Marla ma rację. Nie ma co martwić się o pieniądze, bo ich faktycznie zawsze jest za mało. Ludzie sobie radzą, to i my sobie poradzimy. Oboje z mężem jesteśmy wykształceni, pełni chęci do pracy. I mamy marzenia.
Jestem padnięta. I nie chcę narzekać, bo moje życie zawsze pełne było pracy. Ale to chyba skutek ciąży: wstaje rano, idę do pracy, wracam z niej i najchętniej poszłabym spać. W trybie natychmiastowym. Nie mam siły pisać (a muszę!), nie mam siły sprzątać (wypadałoby!). W sobotę i niedzielę wolną nadrabiam zaległości, ale i nawet to nie przychodzi łatwo. Spać, spać, spać.
A w piątek moje pierwsze zajęcia na studiach. Muszę na nie iść, aby powiedzieć wykładowcom, że raczej pojawiać się na nich będę rzadko.
W pracy wezmę na piątek urlop na żądanie. Zrobię to pierwszy raz w życiu, ale nie mam wyboru.
I jeszcze te moje nieszczęsne uprawnienia pedagogiczne. I praktyki, które nie wiem kiedy zaliczę. Tu zajęcia zaczynam za tydzień. I tu wystąpię o indywidualny tryb.
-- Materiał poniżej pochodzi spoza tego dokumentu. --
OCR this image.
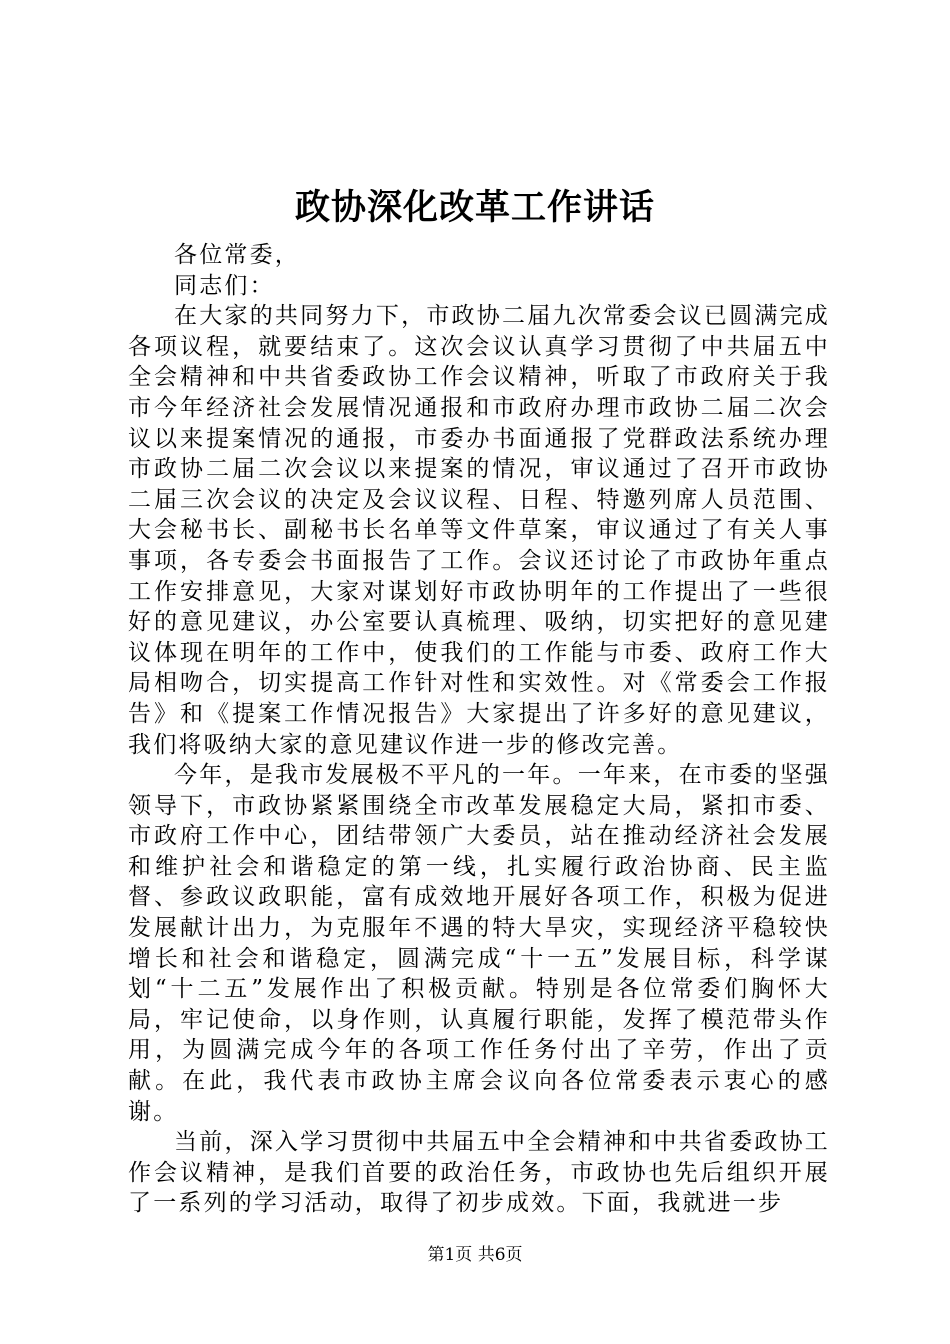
政协深化改革工作讲话

各位常委，

同志们：

在大家的共同努力下，市政协二届九次常委会议已圆满完成各项议程，就要结束了。这次会议认真学习贯彻了中共届五中全会精神和中共省委政协工作会议精神，听取了市政府关于我市今年经济社会发展情况通报和市政府办理市政协二届二次会议以来提案情况的通报，市委办书面通报了党群政法系统办理市政协二届二次会议以来提案的情况，审议通过了召开市政协二届三次会议的决定及会议议程、日程、特邀列席人员范围、大会秘书长、副秘书长名单等文件草案，审议通过了有关人事事项，各专委会书面报告了工作。会议还讨论了市政协年重点工作安排意见，大家对谋划好市政协明年的工作提出了一些很好的意见建议，办公室要认真梳理、吸纳，切实把好的意见建议体现在明年的工作中，使我们的工作能与市委、政府工作大局相吻合，切实提高工作针对性和实效性。对《常委会工作报告》和《提案工作情况报告》大家提出了许多好的意见建议，我们将吸纳大家的意见建议作进一步的修改完善。

今年，是我市发展极不平凡的一年。一年来，在市委的坚强领导下，市政协紧紧围绕全市改革发展稳定大局，紧扣市委、市政府工作中心，团结带领广大委员，站在推动经济社会发展和维护社会和谐稳定的第一线，扎实履行政治协商、民主监督、参政议政职能，富有成效地开展好各项工作，积极为促进发展献计出力，为克服年不遇的特大旱灾，实现经济平稳较快增长和社会和谐稳定，圆满完成“十一五”发展目标，科学谋划“十二五”发展作出了积极贡献。特别是各位常委们胸怀大局，牢记使命，以身作则，认真履行职能，发挥了模范带头作用，为圆满完成今年的各项工作任务付出了辛劳，作出了贡献。在此，我代表市政协主席会议向各位常委表示衷心的感谢。

当前，深入学习贯彻中共届五中全会精神和中共省委政协工作会议精神，是我们首要的政治任务，市政协也先后组织开展了一系列的学习活动，取得了初步成效。下面，我就进一步

第1页 共6页
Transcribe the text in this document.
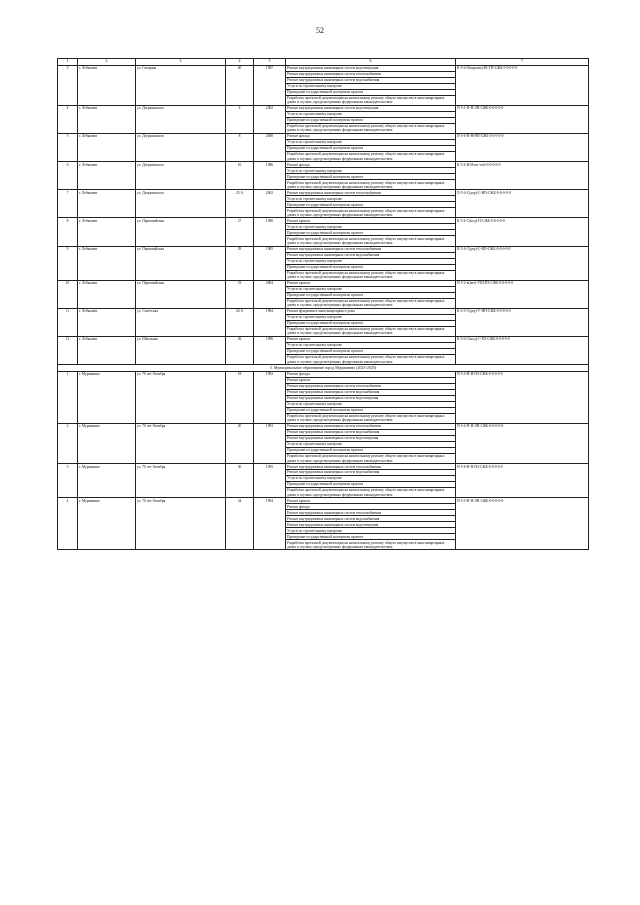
52
1	2	3	4	5	6	7
5	г. Лебяжиеи	ул. Гагарина	40	1987	Ремонт внутридомовых инженерных систем водоотведения	К-5-6-О(кирпич)-Ш-ТП-СЖБ-0-0-0-0-0
					Ремонт внутридомовых инженерных систем теплоснабжения	
					Ремонт внутридомовых инженерных систем водоснабжения	
					Услуги по строительному контролю	
					Проведение государственной экспертизы проекта	
					Разработка проектной документации на капитальному ремонту общего имущества в многоквартирных домах в случаях, предусмотренных федеральным законодательством	
4	г. Лебяжиеи	ул. Дзержинского	4	2002	Ремонт внутридомовых инженерных систем водоотведения	П-5-1-П-Н-ЛП-СЖБ-0-0-0-0-0
					Услуги по строительному контролю	
					Проведение государственной экспертизы проекта	
					Разработка проектной документации на капитальному ремонту общего имущества в многоквартирных домах в случаях, предусмотренных федеральным законодательством	
5	г. Лебяжиеи	ул. Дзержинского	8	2000	Ремонт фасада	П-5-6-П-Н-НП-СЖБ-0-0-0-0-0
					Услуги по строительному контролю	
					Проведение государственной экспертизы проекта	
					Разработка проектной документации на капитальному ремонту общего имущества в многоквартирных домах в случаях, предусмотренных федеральным законодательством	
6	г. Лебяжиеи	ул. Дзержинского	10	1986	Ремонт фасада	К-5-4-Н-Н-шт-смб-0-0-0-0-0
					Услуги по строительному контролю	
					Проведение государственной экспертизы проекта	
					Разработка проектной документации на капитальному ремонту общего имущества в многоквартирных домах в случаях, предусмотренных федеральным законодательством	
7	г. Лебяжиеи	ул. Дзержинского	25 А	2002	Ремонт внутридомовых инженерных систем теплоснабжения	П-5-4-С(дер)-С-НП-СЖБ-0-0-0-0-0
					Услуги по строительному контролю	
					Проведение государственной экспертизы проекта	
					Разработка проектной документации на капитальному ремонту общего имущества в многоквартирных домах в случаях, предусмотренных федеральным законодательством	
8	г. Лебяжиеи	ул. Первомайская	27	1980	Ремонт кровли	К-5-4-С(мсд)-П-СЖБ-0-0-0-0-0
					Услуги по строительному контролю	
					Проведение государственной экспертизы проекта	
					Разработка проектной документации на капитальному ремонту общего имущества в многоквартирных домах в случаях, предусмотренных федеральным законодательством	
9	г. Лебяжиеи	ул. Первомайская	29	1985	Ремонт внутридомовых инженерных систем теплоснабжения	К-5-4-С(дер)-С-НП-СЖБ-0-0-0-0-0
					Ремонт внутридомовых инженерных систем водоснабжения	
					Услуги по строительному контролю	
					Проведение государственной экспертизы проекта	
					Разработка проектной документации на капитальному ремонту общего имущества в многоквартирных домах в случаях, предусмотренных федеральным законодательством	
10	г. Лебяжиеи	ул. Первомайская	53	2004	Ремонт кровли	П-5-2-к(мет)-УШ-ПЗ-СЖБ-0-0-0-0-0
					Услуги по строительному контролю	
					Проведение государственной экспертизы проекта	
					Разработка проектной документации на капитальному ремонту общего имущества в многоквартирных домах в случаях, предусмотренных федеральным законодательством	
11	г. Лебяжиеи	ул. Советская	24 А	1984	Ремонт фундамента многоквартирного дома	К-2-3-С(дер)-У-НП-СЖБ-0-0-0-0-0
					Услуги по строительному контролю	
					Проведение государственной экспертизы проекта	
					Разработка проектной документации на капитальному ремонту общего имущества в многоквартирных домах в случаях, предусмотренных федеральным законодательством	
12	г. Лебяжиеи	ул. Школьная	26	1996	Ремонт кровли	К-5-6-С(мсд)-С-ПЗ-СЖБ-0-0-0-0-0
					Услуги по строительному контролю	
					Проведение государственной экспертизы проекта	
					Разработка проектной документации на капитальному ремонту общего имущества в многоквартирных домах в случаях, предусмотренных федеральным законодательством	
5. Муниципальное образование город Мурманино (2023-2025)						
1	г. Мурманино	ул. 70 лет Октября	18	1992	Ремонт фасада	П-5-4-Н-Н-ПЗ-СЖБ-0-0-0-0-0
					Ремонт кровли	
					Ремонт внутридомовых инженерных систем теплоснабжения	
					Ремонт внутридомовых инженерных систем водоснабжения	
					Ремонт внутридомовых инженерных систем водоотведения	
					Услуги по строительному контролю	
					Проведение государственной экспертизы проекта	
					Разработка проектной документации на капитальному ремонту общего имущества в многоквартирных домах в случаях, предусмотренных федеральным законодательством	
2	г. Мурманино	ул. 70 лет Октября	20	1993	Ремонт внутридомовых инженерных систем теплоснабжения	П-5-4-П-Н-ЛП-СЖБ-0-0-0-0-0
					Ремонт внутридомовых инженерных систем водоснабжения	
					Ремонт внутридомовых инженерных систем водоотведения	
					Услуги по строительному контролю	
					Проведение государственной экспертизы проекта	
					Разработка проектной документации на капитальному ремонту общего имущества в многоквартирных домах в случаях, предусмотренных федеральным законодательством	
3	г. Мурманино	ул. 70 лет Октября	30	1995	Ремонт внутридомовых инженерных систем теплоснабжения	П-5-6-Н-Н-ПЗ-СЖБ-0-0-0-0-0
					Ремонт внутридомовых инженерных систем водоснабжения	
					Услуги по строительному контролю	
					Проведение государственной экспертизы проекта	
					Разработка проектной документации на капитальному ремонту общего имущества в многоквартирных домах в случаях, предусмотренных федеральным законодательством	
4	г. Мурманино	ул. 70 лет Октября	34	1994	Ремонт кровли	П-5-5-Н-Н-ЛП-СЖБ-0-0-0-0-0
					Ремонт фасада	
					Ремонт внутридомовых инженерных систем теплоснабжения	
					Ремонт внутридомовых инженерных систем водоснабжения	
					Ремонт внутридомовых инженерных систем водоотведения	
					Услуги по строительному контролю	
					Проведение государственной экспертизы проекта	
					Разработка проектной документации на капитальному ремонту общего имущества в многоквартирных домах в случаях, предусмотренных федеральным законодательством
Oby udało się odbyć praktykę. Potem będzie z górki.
Dużo tego. A nie zapominać mogę o czekającej mnie przeprowadzce i urządzaniu gniazdka.
Mam niesamowity apetyt. Jestem w 8 tygodniu ciąży, a przytyłam już kilogram. Nie mam mdłości, wymiotów. Chcę - jak już pisałam - tylko spać. I jeszcze jedna "rzecz" mnie męczy - potwór, co zwie się zgagą. Fatalnie, ale do zniesienia.
Zobaczysz co znaczy apetyt w 9 miesiącu! Ło matko! coś strasznego :/
OdpowiedzUsuńPrzez senność również przeszlam ale byłam w na tyle konfortowej sytuacji, że nie musiałam chodzić do pracy czy szkoły... oby niebawem minęła i przyszła super moc!
pieniądze raz są, raz ich nie ma. Będzie dobrze!